At the end of last week, Turkey’s Prime Minister Recep Tayyip Erdogan met with the leaders of protesters who had been occupying Gezi Park, the last green space in the center of Istanbul. He made what seemed to be a concession, that he would hold off on redeveloping the park until a court could review the case. Representatives of Taksim Solidarity who attended the meeting said that a referendum would be held if the court ruled in favor of such.
Then on Saturday, Erdogan sent in riot police with tear gas, water cannons and rubber bullets to force the protesters out of the park. Police detained doctors and nurses who had helped treat injured protesters as well as the owners of luxury hotels who had allowed protesters to enter their lobbies and ballrooms and arrested at least one foreign journalist.
Erdogan cracked down on protests in other cities, including the capital of Ankara and held a mass rally of his own supporters at an outdoor arena on the Sea of Marmara on Sunday. At this, he proclaimed “if anyone wants to see the real picture of Turkey, this is Turkey,” dismissed those who had occupied Gezi Park for 18 days as “vandals” and “terrorists” and mocked the BBC, CNN and Reuters on the grounds that they had “fabricated news.” Meanwhile a myriad of people waved flags with photos of Erdogan’s face and the logo of his Justice and Development Party (known as A.K.P. from its Turkish initials).
Erdogan’s Harsh Response Draws Opposition Together
After ten years in which parliamentary opposition to him has been weak, Erdogan’s autocratic response to the protests has enabled “liberals, secularists and minorities” to find a “common cause.”
Turkey was founded in the early twentieth century after secularists defeated Islamic Ottoman forces.

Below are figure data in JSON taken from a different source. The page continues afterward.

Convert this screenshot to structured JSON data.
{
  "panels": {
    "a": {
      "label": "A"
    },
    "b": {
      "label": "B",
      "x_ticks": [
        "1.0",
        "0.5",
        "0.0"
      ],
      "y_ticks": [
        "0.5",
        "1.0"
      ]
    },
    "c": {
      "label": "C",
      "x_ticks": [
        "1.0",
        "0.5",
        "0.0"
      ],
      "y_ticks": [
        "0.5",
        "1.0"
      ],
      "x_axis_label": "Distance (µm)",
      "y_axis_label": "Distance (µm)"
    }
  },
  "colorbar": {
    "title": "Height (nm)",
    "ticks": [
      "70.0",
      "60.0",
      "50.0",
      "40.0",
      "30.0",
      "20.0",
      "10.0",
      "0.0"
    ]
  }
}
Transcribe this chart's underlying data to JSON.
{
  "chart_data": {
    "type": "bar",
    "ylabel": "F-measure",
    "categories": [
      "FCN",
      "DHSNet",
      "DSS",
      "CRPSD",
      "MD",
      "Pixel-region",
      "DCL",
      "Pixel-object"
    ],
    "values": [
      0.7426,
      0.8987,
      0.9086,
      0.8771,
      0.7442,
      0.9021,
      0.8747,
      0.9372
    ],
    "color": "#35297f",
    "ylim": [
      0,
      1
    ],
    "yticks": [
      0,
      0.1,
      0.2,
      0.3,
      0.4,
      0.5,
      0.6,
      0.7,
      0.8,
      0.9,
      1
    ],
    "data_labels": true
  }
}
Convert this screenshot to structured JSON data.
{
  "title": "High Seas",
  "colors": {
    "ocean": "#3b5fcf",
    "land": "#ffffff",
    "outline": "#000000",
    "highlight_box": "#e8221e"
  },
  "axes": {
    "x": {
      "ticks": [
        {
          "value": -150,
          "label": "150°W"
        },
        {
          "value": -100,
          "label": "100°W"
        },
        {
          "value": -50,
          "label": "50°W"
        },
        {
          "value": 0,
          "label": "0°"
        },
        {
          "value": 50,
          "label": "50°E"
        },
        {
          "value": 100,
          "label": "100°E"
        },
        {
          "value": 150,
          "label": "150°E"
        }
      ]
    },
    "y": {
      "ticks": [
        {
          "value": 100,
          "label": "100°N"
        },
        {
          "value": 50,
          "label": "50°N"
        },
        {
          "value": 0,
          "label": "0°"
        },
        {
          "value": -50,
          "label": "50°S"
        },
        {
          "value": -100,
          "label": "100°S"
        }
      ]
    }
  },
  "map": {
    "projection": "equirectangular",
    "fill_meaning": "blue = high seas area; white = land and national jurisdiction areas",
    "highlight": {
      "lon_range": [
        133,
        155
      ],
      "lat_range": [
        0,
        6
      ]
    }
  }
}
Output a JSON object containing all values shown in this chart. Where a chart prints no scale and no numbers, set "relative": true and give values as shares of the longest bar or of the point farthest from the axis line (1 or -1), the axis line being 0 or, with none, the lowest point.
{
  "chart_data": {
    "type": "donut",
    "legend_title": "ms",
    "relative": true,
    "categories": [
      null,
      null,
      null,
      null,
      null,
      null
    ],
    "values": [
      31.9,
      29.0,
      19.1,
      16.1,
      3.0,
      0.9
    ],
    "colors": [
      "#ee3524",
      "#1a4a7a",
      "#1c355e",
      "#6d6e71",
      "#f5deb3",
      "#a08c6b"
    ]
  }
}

The secularists continue to frown upon references to Ottoman rule such as the replica of a 19th-century Ottoman barracks that had been part of Erdogan’s original Gezi Park redevelopment plan. A survey in a Turkish newspaper, Today’s Zaman, says that growing numbers of Turks are concerned that their government is becoming more authoritarian and, in particular, imposing “lifestyle choices” that limit personal freedoms such as a recent law restricting alcohol use.
Erdogan has frequently pointed to Turkey’s economic growth and rising standard of living under his rule. Certainly he has more than plenty of supporters who minimize the extent of the protests and attribute them to foreigners. But with Turkey seeking entrance into the European Union, Erdogan should be aware that his harsh response could “undermine Turkey’s image as a rising global power and a model of Islamic democracy.” While not saying that talks involving Turkey’s accession into the EU should be called off, German Chancellor Angela Merkel has expressed shock at Erdogan’s crackdown and said that “what’s happening in Turkey at the moment is not in line with our idea of the freedom to demonstrate or freedom of speech.”
“National unity, done his way.” This is the path Erdogan has chosen, say the BBC; one Turkish government official has spoken about calling in the army if necessary. Workers have already planted flowers and brought in fresh sod into Gezi Park and police have regained control of it and Istanbul’s central Taksim Square. But Erdogan’s brutal, authoritarian clamp down on three weeks of civil unrest in Turkey has only coalesced and “solidified opposition against him.”